Además, es una especie endémica de México que ha despertado admiración desde tiempos ancestrales, tanto por sus características biológicas únicas como por su profunda conexión con la cosmovisión prehispánica y perteneciente a la familia de las salamandras, que puede medir entre 15 y 30 centímetros.
Sin embargo, sabías que ocupa un lugar especial en la mitología mexica; aquí está asociado con el dios Xólotl, deidad vinculada con la muerte, la transformación y el fuego. Según la tradición, Xólotl podía adoptar la forma de una salamandra para ocultarse, de ahí el origen del nombre axolotl. En náhuatl, atl significa agua, por lo que el término suele interpretarse como “perro de agua” o “monstruo de agua”, reforzando su carácter simbólico dentro de la identidad cultural mexicana.
Según la leyenda, cuando los dioses se sacrificaron para crear el Quinto Sol, Xólotl se negó y huyó, transformándose en maíz, maguey y otras formas, hasta que finalmente se refugió en el agua, convirtiéndose en el ajolote para escapar de su destino. Deidades como Huitzilopochtli, Xochipilli y Tezcatlipoca, entre otros, se arrojaron al fuego, sin embargo, Xólotl, el dios perro y gemelo de Quetzalcóatl no quería arder, aunque su inmolación era importante para dar movimiento a los astros y, así, concluir la invención del universo.

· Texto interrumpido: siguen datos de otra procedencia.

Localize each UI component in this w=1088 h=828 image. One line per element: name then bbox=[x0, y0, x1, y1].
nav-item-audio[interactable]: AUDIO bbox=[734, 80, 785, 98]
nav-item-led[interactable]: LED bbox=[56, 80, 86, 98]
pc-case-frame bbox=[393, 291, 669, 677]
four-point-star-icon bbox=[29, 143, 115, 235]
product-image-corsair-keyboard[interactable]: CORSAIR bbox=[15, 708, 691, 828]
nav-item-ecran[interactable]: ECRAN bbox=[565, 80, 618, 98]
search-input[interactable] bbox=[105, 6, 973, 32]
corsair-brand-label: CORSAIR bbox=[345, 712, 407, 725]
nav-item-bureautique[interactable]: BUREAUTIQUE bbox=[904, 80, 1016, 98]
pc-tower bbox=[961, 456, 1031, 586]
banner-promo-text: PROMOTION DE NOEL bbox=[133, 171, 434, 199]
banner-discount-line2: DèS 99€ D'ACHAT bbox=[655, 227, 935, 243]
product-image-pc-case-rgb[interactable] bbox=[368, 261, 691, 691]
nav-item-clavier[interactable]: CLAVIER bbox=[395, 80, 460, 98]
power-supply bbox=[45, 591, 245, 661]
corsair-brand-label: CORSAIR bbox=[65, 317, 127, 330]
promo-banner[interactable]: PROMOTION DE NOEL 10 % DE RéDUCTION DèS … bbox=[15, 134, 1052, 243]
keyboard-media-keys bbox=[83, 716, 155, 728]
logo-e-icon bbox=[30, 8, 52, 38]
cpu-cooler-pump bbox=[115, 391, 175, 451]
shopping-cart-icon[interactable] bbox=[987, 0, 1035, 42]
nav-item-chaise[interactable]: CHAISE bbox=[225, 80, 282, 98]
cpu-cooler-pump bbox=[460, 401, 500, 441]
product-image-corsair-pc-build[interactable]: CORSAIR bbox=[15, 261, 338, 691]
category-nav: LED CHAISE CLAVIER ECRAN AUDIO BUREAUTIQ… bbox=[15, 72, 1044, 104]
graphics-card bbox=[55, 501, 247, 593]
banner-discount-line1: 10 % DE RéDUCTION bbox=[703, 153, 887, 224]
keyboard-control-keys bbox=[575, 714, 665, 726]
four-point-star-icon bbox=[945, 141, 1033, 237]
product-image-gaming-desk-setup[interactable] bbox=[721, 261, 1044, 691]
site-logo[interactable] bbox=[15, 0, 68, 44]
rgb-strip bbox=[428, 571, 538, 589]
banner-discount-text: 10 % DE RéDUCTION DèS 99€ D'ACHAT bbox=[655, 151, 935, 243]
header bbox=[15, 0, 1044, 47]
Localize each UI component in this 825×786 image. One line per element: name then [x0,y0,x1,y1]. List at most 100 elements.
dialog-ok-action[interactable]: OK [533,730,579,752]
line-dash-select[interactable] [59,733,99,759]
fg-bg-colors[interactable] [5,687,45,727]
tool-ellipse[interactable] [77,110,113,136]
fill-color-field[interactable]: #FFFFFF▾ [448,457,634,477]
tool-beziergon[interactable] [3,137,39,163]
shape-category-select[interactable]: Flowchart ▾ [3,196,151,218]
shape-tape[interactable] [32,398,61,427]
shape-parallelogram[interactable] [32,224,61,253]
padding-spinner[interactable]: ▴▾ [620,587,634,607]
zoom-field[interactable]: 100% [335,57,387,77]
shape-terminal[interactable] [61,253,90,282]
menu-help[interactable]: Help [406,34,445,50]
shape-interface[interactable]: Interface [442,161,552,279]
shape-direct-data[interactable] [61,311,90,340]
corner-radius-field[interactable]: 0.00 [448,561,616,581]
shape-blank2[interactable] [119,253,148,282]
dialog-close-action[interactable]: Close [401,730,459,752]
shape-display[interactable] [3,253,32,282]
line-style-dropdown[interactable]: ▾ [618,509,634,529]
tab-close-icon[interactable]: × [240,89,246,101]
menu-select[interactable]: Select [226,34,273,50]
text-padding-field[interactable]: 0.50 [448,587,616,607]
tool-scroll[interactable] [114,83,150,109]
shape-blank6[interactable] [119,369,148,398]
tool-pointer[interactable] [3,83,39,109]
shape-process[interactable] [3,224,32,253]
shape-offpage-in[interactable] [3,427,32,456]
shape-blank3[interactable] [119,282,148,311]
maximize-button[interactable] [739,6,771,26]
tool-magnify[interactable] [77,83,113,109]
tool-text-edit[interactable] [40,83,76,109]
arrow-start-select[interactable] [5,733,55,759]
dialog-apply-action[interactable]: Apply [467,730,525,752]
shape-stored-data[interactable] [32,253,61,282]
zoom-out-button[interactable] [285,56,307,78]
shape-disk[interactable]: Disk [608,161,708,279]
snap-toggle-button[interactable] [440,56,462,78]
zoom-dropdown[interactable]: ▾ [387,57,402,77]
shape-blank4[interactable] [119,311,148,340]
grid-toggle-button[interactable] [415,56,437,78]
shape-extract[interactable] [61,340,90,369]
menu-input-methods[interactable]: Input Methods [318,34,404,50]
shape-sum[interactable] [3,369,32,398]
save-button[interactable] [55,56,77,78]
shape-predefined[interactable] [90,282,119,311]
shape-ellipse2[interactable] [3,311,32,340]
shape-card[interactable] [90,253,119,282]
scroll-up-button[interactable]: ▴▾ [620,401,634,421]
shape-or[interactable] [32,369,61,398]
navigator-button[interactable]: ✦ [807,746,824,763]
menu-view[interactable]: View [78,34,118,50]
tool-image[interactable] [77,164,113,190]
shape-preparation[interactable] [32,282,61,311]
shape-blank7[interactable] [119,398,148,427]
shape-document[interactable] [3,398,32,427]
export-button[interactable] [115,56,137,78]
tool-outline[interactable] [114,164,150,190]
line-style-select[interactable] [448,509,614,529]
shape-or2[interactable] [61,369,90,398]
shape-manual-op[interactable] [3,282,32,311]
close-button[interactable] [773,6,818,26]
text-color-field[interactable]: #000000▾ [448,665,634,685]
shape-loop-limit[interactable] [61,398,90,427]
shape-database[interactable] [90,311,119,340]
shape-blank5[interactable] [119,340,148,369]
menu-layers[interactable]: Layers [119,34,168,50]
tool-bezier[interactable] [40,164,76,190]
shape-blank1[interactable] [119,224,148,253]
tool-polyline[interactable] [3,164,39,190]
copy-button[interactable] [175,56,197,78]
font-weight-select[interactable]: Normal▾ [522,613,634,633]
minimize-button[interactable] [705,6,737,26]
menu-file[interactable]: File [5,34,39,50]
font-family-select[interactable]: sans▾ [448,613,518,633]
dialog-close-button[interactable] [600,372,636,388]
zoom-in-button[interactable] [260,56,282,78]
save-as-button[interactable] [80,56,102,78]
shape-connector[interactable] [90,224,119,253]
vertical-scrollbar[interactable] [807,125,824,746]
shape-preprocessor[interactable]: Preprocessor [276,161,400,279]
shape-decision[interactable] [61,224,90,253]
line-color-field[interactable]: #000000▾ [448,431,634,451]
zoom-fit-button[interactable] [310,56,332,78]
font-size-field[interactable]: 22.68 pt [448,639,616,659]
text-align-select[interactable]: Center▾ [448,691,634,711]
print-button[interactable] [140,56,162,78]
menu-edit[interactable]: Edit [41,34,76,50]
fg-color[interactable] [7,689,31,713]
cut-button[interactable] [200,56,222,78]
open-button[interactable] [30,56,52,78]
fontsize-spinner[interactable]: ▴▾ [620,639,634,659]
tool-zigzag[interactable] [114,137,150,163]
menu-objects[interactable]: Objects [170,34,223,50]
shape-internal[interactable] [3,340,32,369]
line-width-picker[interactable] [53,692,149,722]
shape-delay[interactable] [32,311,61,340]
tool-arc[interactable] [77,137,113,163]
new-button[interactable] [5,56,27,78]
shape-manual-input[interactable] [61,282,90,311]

Tras ello, la leyenda narra que la primera forma que adoptó fue la de un guajolote, pero al verse amenazado por la cercanía del viento a quien se le ordenó buscarlo para acabar con él, se convirtió en maguey. Luego tomó la figura de un perro xoloitzcuintle, pero de nuevo fue rastreado, por lo que alteró su cuerpo para lucir como una planta de maíz.
A pesar de todas las transformaciones, Xólotl era localizado por el enviado de los dioses. Al no tener escapatoria, decidió arrojarse al lago convirtiéndose en un axolote, un pequeño anfibio con branquias en forma de cuernitos, las cuales le ayudaban a respirar dentro del agua. Así navegó durante días dentro del lago salvando su vida hasta que, finalmente, fue atrapado por el Viento.
Fue llevado de regreso a Teotihuacan para terminar el ritual y, con la primera gota de su sangre que cayó, los astros empezaron a moverse. Así, la creación del universo se daba por concluida. Ahora ya conoces la leyenda de este maravilloso ser, por lo que, recuerda que este anfibio alguna vez fue un dios que quiso huir del sacrificio.
El Día Nacional del Ajolote busca generar conciencia sobre la necesidad de proteger esta especie, considerada en peligro crítico de extinción, así como preservar los ecosistemas acuáticos que le dan vida. Su conservación representa también la defensa de una parte esencial del patrimonio natural y cultural de México.